# Slight crackling/popping sound in wall switch



## JayBird (Aug 23, 2007)

While turning on the porch light this evening, when I hit the switch I heard a slight sizzle/crackling sound in the wall switch. I hit the switch several more times to listen and it did it pretty much every time. I removed the wall plate and inspected it. I saw no burn marks or smelled anything. I also hit the switch in the dark with the wall plate off to see if I saw any sparks and such and didn't see any. 
Is the crackling sound for a second normal sometimes. I remember hearing sounds like this from time to time in various switches over the years in this house and my past house and always wondered if this is a possible hazard? Mostly the switches have just made a slight popping sound very quickly, but this switch sizzled and popped slightly longer than what I have heard in the past.

Any input on this?


----------



## Red Squirrel (Jun 29, 2009)

Usually a bad internal contact. I've had some old switches do it, but even seen new decora style switches do it, when clicked on slowly. Probably advisable to change it if it's old and does it often. 
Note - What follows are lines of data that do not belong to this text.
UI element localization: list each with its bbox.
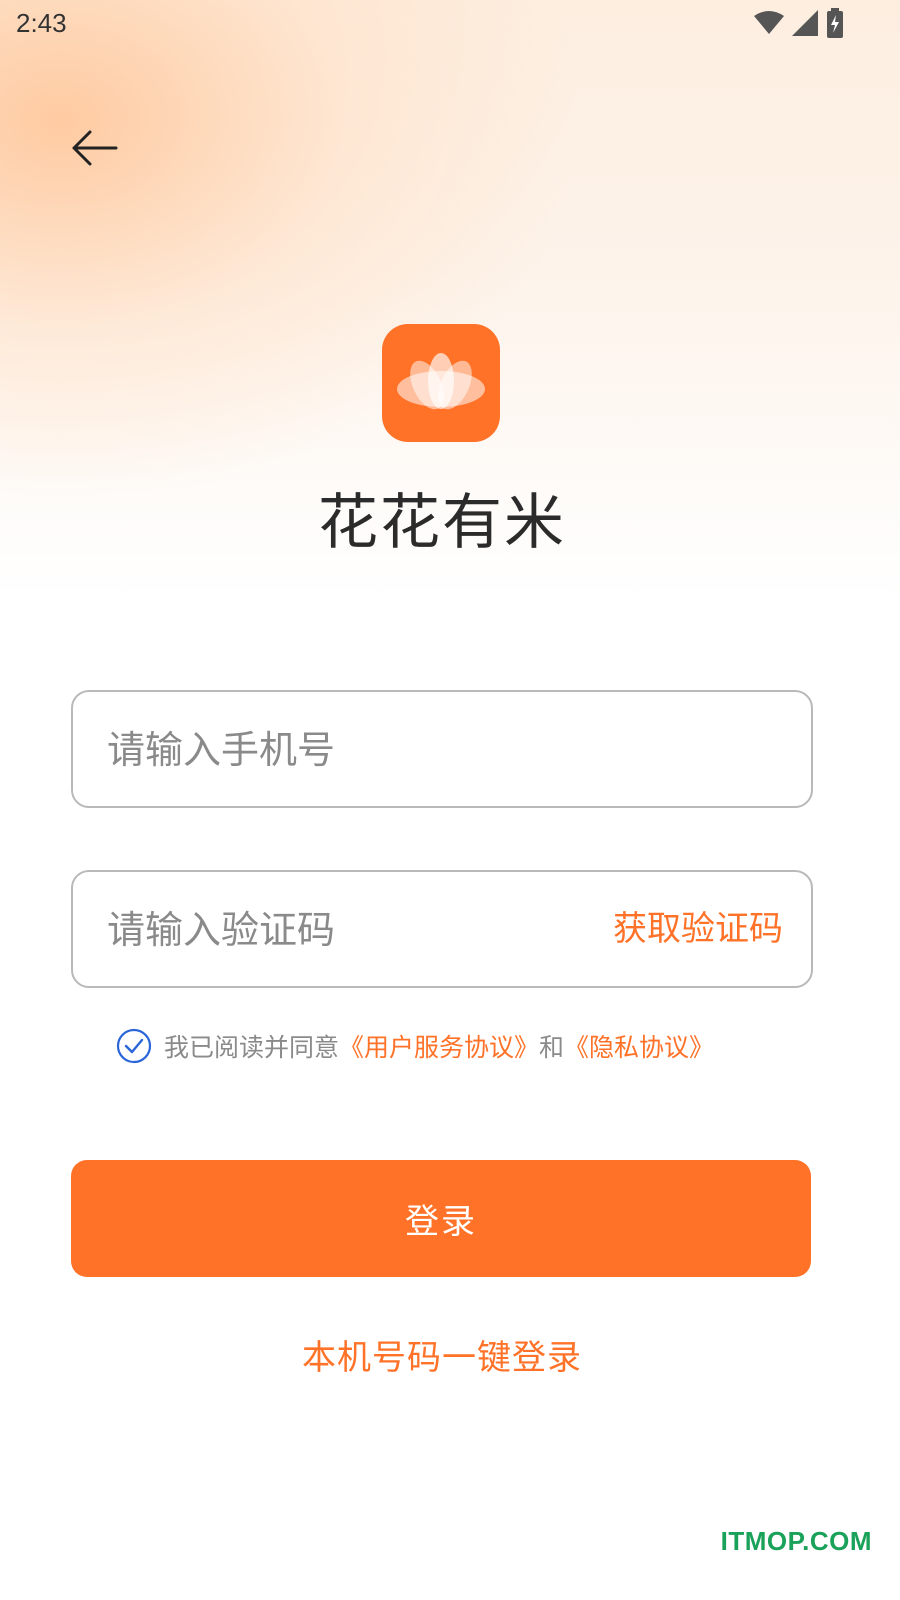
user-agreement-link[interactable]: 《用户服务协议》 xyxy=(339,1028,539,1064)
status-time: 2:43 xyxy=(16,8,67,38)
check-circle-icon xyxy=(116,1028,152,1064)
cellular-signal-icon xyxy=(792,10,818,40)
wifi-icon xyxy=(754,11,784,39)
login-screen: 2:43 花花有米 请输入手机号 请输入验证码 获取验证码 我已阅读并同意 《用… xyxy=(0,0,900,1600)
app-name: 花花有米 xyxy=(318,488,566,558)
login-button-label: 登录 xyxy=(405,1202,477,1242)
agreement-checkbox[interactable] xyxy=(116,1028,152,1064)
app-logo xyxy=(382,324,500,442)
login-button[interactable]: 登录 xyxy=(71,1160,811,1277)
agreement-row: 我已阅读并同意 《用户服务协议》 和 《隐私协议》 xyxy=(116,1028,714,1064)
privacy-policy-link[interactable]: 《隐私协议》 xyxy=(564,1028,714,1064)
battery-charging-icon xyxy=(826,8,844,42)
arrow-left-icon xyxy=(70,128,118,172)
status-icons xyxy=(754,8,844,42)
back-button[interactable] xyxy=(62,118,126,182)
get-code-button[interactable]: 获取验证码 xyxy=(613,872,783,986)
agreement-conjunction: 和 xyxy=(539,1033,565,1062)
one-click-login-link[interactable]: 本机号码一键登录 xyxy=(0,1330,884,1379)
phone-input[interactable] xyxy=(105,692,589,808)
watermark-text: ITMOP.COM xyxy=(720,1526,872,1556)
phone-input-container xyxy=(71,690,813,808)
lotus-logo-icon xyxy=(393,345,489,421)
verification-code-input[interactable] xyxy=(105,872,589,988)
verification-code-container: 获取验证码 xyxy=(71,870,813,988)
agreement-prefix: 我已阅读并同意 xyxy=(164,1033,340,1062)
I had one that did it very badly in my basement, it actually scared me enough for me to change it right there and then, no questions asked. I could see sparks almost flying out of it and it would stay in that "zapping" position if I did not push it off hard enough.


----------



## JayBird (Aug 23, 2007)

I pulled it out and tightened all the wire connections. The bare ground wire (assuming its the ground) seemed not connected to well. The house was built in 99'. This is the first time I noticed it from this switch. At the moment it seems to have stopped.


----------



## Jupe Blue (Nov 9, 2008)

A replacement switch will only cost a dollar or two. Just buy a new one and be done with it.


----------